Topics
Idea
Take the total sum of array → total. If it’s not div by x, n is the ans, otherwise, subtract from it the smallest prefix or suffix that’s not div by x.
We can use proof by contradiction to show that we can’t subtract both prefix and the suffix:
Suppose our optimal subarray is obtained by subtracting both a prefix whose sum is a and a suffix whose sum is b from the array. Following observations are made → total % x = 0 (otherwise total array would have been optimal), (total - a) % x = 0 and (total - b) % x = 0 (otherwise we wouldn’t need to subtract both prefix and suffix) and finally (total - a - b) % x != 0 (from our assumption).
(total-a)%x=0 and total%x=0 implies that a%x=0. Similary, b%x=0. But then this means (total - a - b)%x = 0 since total, a, b all three are individually divisible by x. This contradicts our assumption. Thus either suffix or prefix can be subtracted to get the optimal subarray, but not both.
Note that below implementation may not be the best (is slightly different). I make a prefix sum array modulo x and if two positions have same value, that means that the range is divisible by x. In the while loops, I basically find the find first index from left and last index from right such that they make the subarray non-divisible by x.
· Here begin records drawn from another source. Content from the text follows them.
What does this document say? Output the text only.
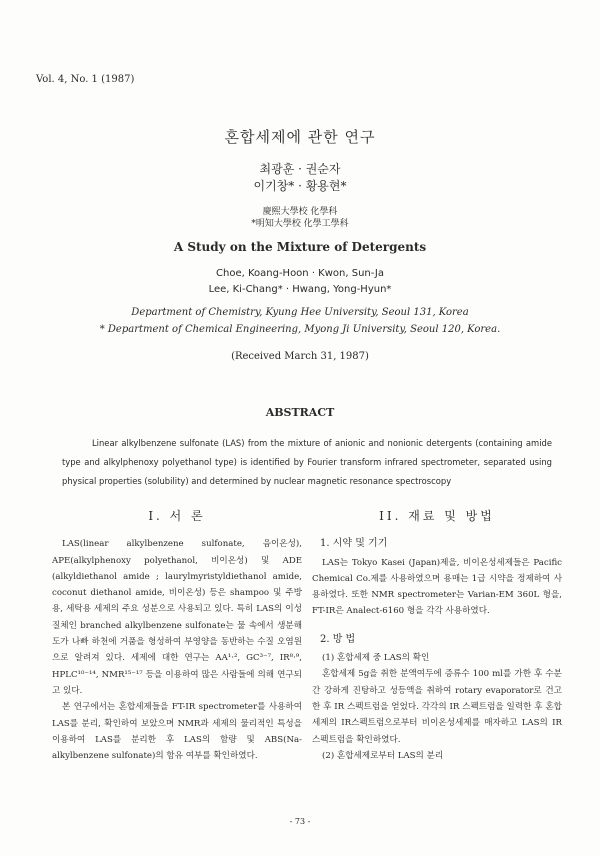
Vol. 4, No. 1 (1987)
혼합세제에 관한 연구
최광훈 · 권순자
이기창* · 황용현*
慶熙大學校 化學科
*明知大學校 化學工學科
A Study on the Mixture of Detergents
Choe, Koang-Hoon · Kwon, Sun-Ja
Lee, Ki-Chang* · Hwang, Yong-Hyun*
Department of Chemistry, Kyung Hee University, Seoul 131, Korea
* Department of Chemical Engineering, Myong Ji University, Seoul 120, Korea.
(Received March 31, 1987)
ABSTRACT
Linear alkylbenzene sulfonate (LAS) from the mixture of anionic and nonionic detergents (containing amide type and alkylphenoxy polyethanol type) is identified by Fourier transform infrared spectrometer, separated using physical properties (solubility) and determined by nuclear magnetic resonance spectroscopy
I. 서 론
LAS(linear alkylbenzene sulfonate, 음이온성), APE(alkylphenoxy polyethanol, 비이온성) 및 ADE (alkyldiethanol amide ; laurylmyristyldiethanol amide, coconut diethanol amide, 비이온성) 등은 shampoo 및 주방용, 세탁용 세제의 주요 성분으로 사용되고 있다. 특히 LAS의 이성질체인 branched alkylbenzene sulfonate는 물 속에서 생분해도가 나빠 하천에 거품을 형성하여 부영양을 동반하는 수질 오염원으로 알려져 있다. 세제에 대한 연구는 AA¹·², GC³⁻⁷, IR⁸·⁹, HPLC¹⁰⁻¹⁴, NMR¹⁵⁻¹⁷ 등을 이용하여 많은 사람들에 의해 연구되고 있다.
본 연구에서는 혼합세제들을 FT-IR spectrometer를 사용하여 LAS를 분리, 확인하여 보았으며 NMR과 세제의 물리적인 특성을 이용하여 LAS를 분리한 후 LAS의 함량 및 ABS(Na-alkylbenzene sulfonate)의 함유 여부를 확인하였다.
II. 재료 및 방법
1. 시약 및 기기
LAS는 Tokyo Kasei (Japan)제을, 비이온성세제들은 Pacific Chemical Co.제를 사용하였으며 용매는 1급 시약을 정제하여 사용하였다. 또한 NMR spectrometer는 Varian-EM 360L 형을, FT-IR은 Analect-6160 형을 각각 사용하였다.
2. 방 법
(1) 혼합세제 중 LAS의 확인
혼합세제 5g을 취한 분액여두에 증류수 100 ml를 가한 후 수분간 강하게 진탕하고 성등액을 취하여 rotary evaporator로 건고한 후 IR 스펙트럼을 얻었다. 각각의 IR 스펙트럼을 일력한 후 혼합세제의 IR스펙트럼으로부터 비이온성세제를 매자하고 LAS의 IR스펙트럼을 확인하였다.
(2) 혼합세제로부터 LAS의 분리
- 73 -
Creating a prefix sum is not necessary for this problem as we can simply find the total, a and b values using simple loops.
Code
int lcs_like(vector<int> &arr, int i, int j) {
if (i > j)
return -1;
if (arr[i] != arr[j])
return (j - i);
int ti = i;
while (ti < j) {
if (arr[ti] == arr[j])
ti++;
else
break;
}
int tj = j;
while (i < tj) {
if (arr[i] == arr[tj])
tj--;
else
break;
}
int res = -1;
if (ti != j)
res = max(res, j - ti);
if (tj != i)
res = max(res, tj - i);
return res;
}
void solve() {
int n, x;
cin >> n >> x;
vector<int> arr(n + 1, 0);
for (int i = 1; i <= n; ++i) {
cin >> arr[i];
arr[i] += arr[i - 1];
arr[i] %= x;
}
int res = lcs_like(arr, 0, n);
cout << res << endl;
}